Enfim, o Supremo Tribunal Federal concluiu pelo veto às reeleições de Rodrigo Maia e Davi Alcolumbre para as presidências da Câmara e Senado, respectivamente. Uma vitória jurídica para Bolsonaro e derrota política para os dois parlamentares.
O resultado não garante a eleição de um nome da preferência do governo para a Câmara, no caso, do deputado Artur Lira. Antes, o sentimento de autonomia da gestão de Maia é fator que ainda tem influência sobre o Legislativo, que há muito não o experimentava.
Trata-se agora de uma disputa que determinará se o presidente Bolsonaro governará os dois anos que restam de seu mandato com alguma influência na Câmara ou se esta preservará o poder político demonstrado até aqui.
O que fica do episódio, no entanto, conspira contra o Supremo e contra o Congresso. O primeiro, porque teve cinco ministros com voto político em um resultado majoritário que deveria ser unânime.
O Congresso, por sua vez, manteve-se na linha de abdicar de sua soberania como um dos três poderes, ao se exibir incapaz de resolver internamente seus conflitos, terceirizando-os ao Judiciário.
Não deixa de ser uma das muitas consequências da fragmentação partidária – esta que teve prolongada sua sobrevivência exatamente por uma das mais nocivas interferências do Supremo Tribunal Federal no processo político.
O STF declarou inconstitucional a chamada cláusula de barreira aprovada em 1995 para vigorar a partir de 2006, quando foi derrubada. A regra determinava que os partidos com menos de 5% dos votos nacionais não teriam direito a representação parlamentar, nem ao fundo partidário.
Há mais de uma década o antídoto à pulverização partidária teria evitado o cenário atual em que proliferam legendas pessoais, não fosse a decisão que levou o então ministro da Justiça, Alexandre de Moraes, à época, a acusar o Supremo de legislar.
Como as decisões do STF decorrem das demandas do próprio Legislativo não fica de pé a tese de que a reeleição dos presidentes da Câmara e do Senado é questão “interna corporis”, como alguns ministros chegaram a argumentar.
Para ser questão interna corporis, não poderia ter sido remetida ao STF como dúvida constitucional pelos próprios congressistas que, ao fazê-lo, abriram mão de prerrogativa exclusiva.
O STF, sugerindo gosto pelo poder adicional recebido, produziu um debate interno típico do Legislativo estendendo sua decisão por semanas, num suspense digno de Copa do Mundo.
Se o Legislativo quisesse, poderia ter providenciado uma PEC para remover o empecilho à reeleição, como sugeriu o ex-presidente Michel Temer, até porque essa proibição é obra do regime militar.
Não o fez porque certamente Maia preferiu não arriscar uma campanha antecipada de sua sucessão, que ocorreria se a emenda fosse rejeitada.

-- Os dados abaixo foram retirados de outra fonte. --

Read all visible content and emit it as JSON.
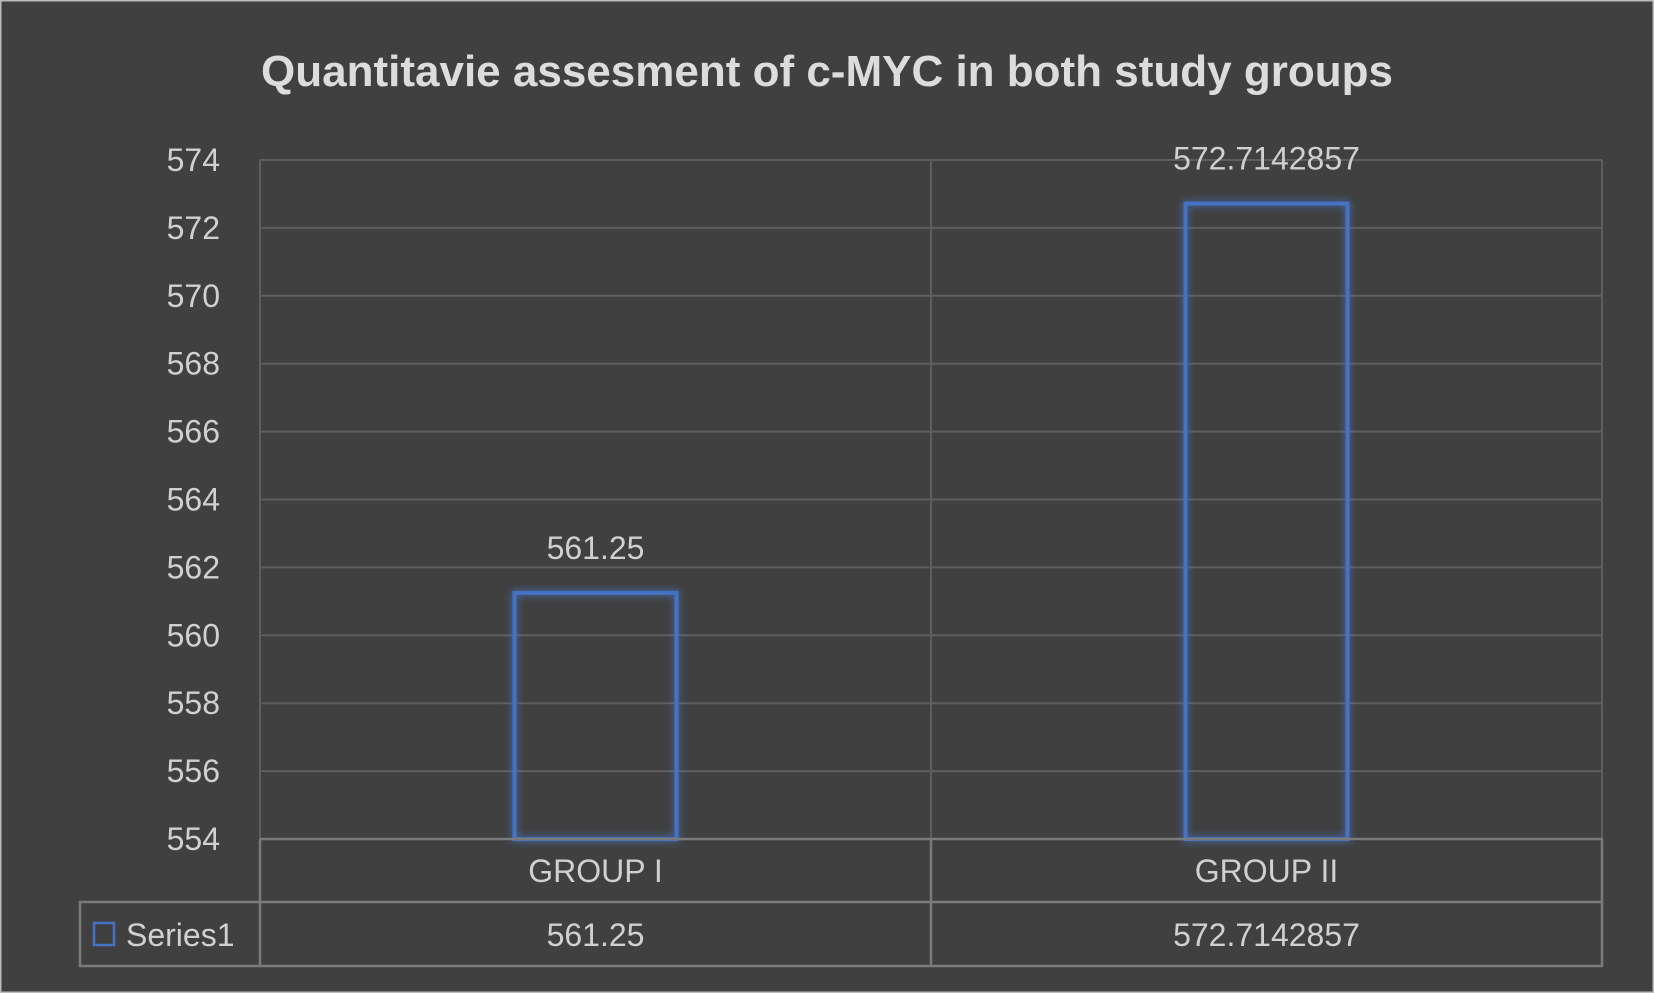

Casa política, o Congresso Nacional deveria ser o primeiro a zelar pelo princípio de que não se abdica de qualquer percentual de poder, sob pena de perdê-lo integralmente. Já o governo corre o risco da euforia precoce a partir da batalha jurídica que apenas excluiu aquele que elegeu como inimigo político. O que é pouco.
O que se tem pela frente é uma disputa política que determinará a força do Centrão, sob a liderança de Lira, para emplacar um presidente da Câmara aliado a um governo com um calvário à frente para sobreviver.
Nesse contexto, uma vitória do Centrão tende a ampliar a desconfiança dos agentes econômicos e a insegurança dos investidores que veem o bloco parlamentar como um “centro de custos”. É a turma do gasto no jargão do mercado.
A história ensina que quando os governos interferem no processo eleitoral do Congresso costumam sair chamuscados.
Independentemente da decisão do STF, o legado de afirmação do Poder Legislativo deixado por Maia é música aos ouvidos dos parlamentares. O que, entre outros benefícios, aumenta seu poder de barganha.